Menurut Hamdan, Brigade Pangan berperan mendampingi petani sejak pengolahan lahan, penyediaan sarana produksi, hingga membantu pemasaran hasil panen agar lebih menguntungkan.
Setiap brigade diawaki oleh 15 petani milenial yang diseleksi khusus untuk mendorong regenerasi petani sekaligus menerapkan teknologi pertanian modern di desa masing-masing.
“Satu tim Brigade Pangan ditargetkan mampu mengelola lahan pertanian seluas 150 hingga 200 hektare dengan manajemen yang lebih terstruktur dan berorientasi pada peningkatan hasil,” jelasnya.

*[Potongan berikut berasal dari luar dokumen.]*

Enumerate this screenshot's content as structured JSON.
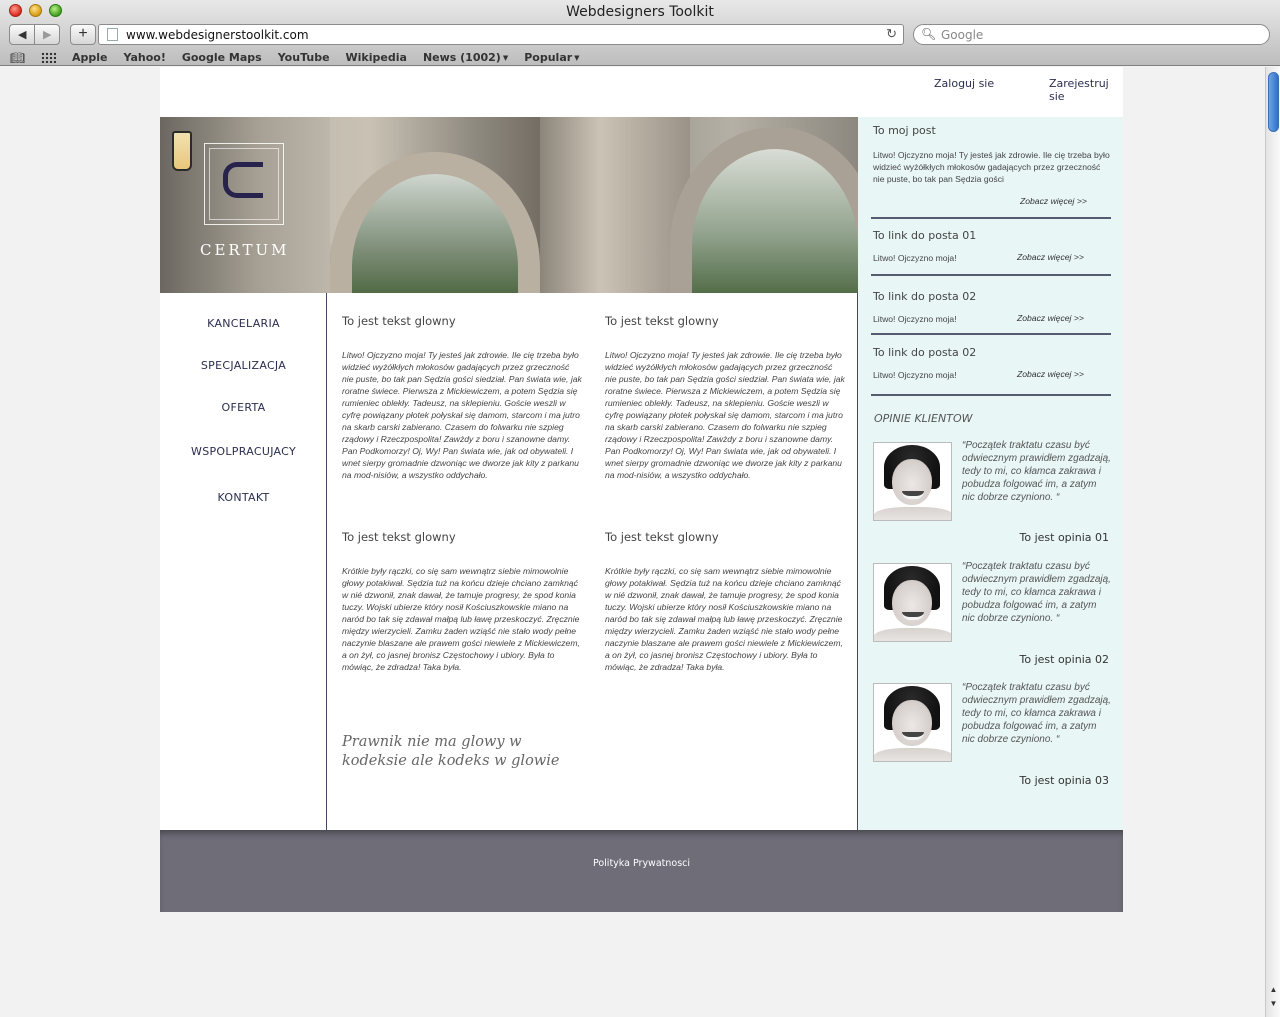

2. Sinergi pelaksanaan pangan di lapangan

Ia menambahkan, para petani muda tersebut berkolaborasi erat dengan kelompok tani dan gabungan kelompok tani (Gapoktan) setempat guna memastikan sinergi dan kelancaran pelaksanaan di lapangan.
Untuk mendukung operasional brigade, Kementerian Pertanian menyalurkan bantuan alat dan mesin pertanian modern, mulai dari traktor roda empat, traktor tangan, hingga mesin panen kombinasi atau combine harvester.
Selain itu, pemerintah juga menyediakan fasilitas penggilingan padi modern guna meningkatkan kualitas beras sehingga memiliki nilai jual lebih tinggi di pasaran.
3. Optimasi lahan rawa di Kaltim

Hamdan menjelaskan, program optimalisasi lahan rawa yang telah dijalankan terbukti mampu meningkatkan produktivitas padi secara signifikan, dari sebelumnya sekitar dua ton menjadi empat hingga lima ton per hektare.
“Peningkatan ini didukung oleh kegiatan cetak sawah baru, pembangunan saluran irigasi tersier, serta rehabilitasi jaringan irigasi yang sebelumnya rusak,” pungkasnya.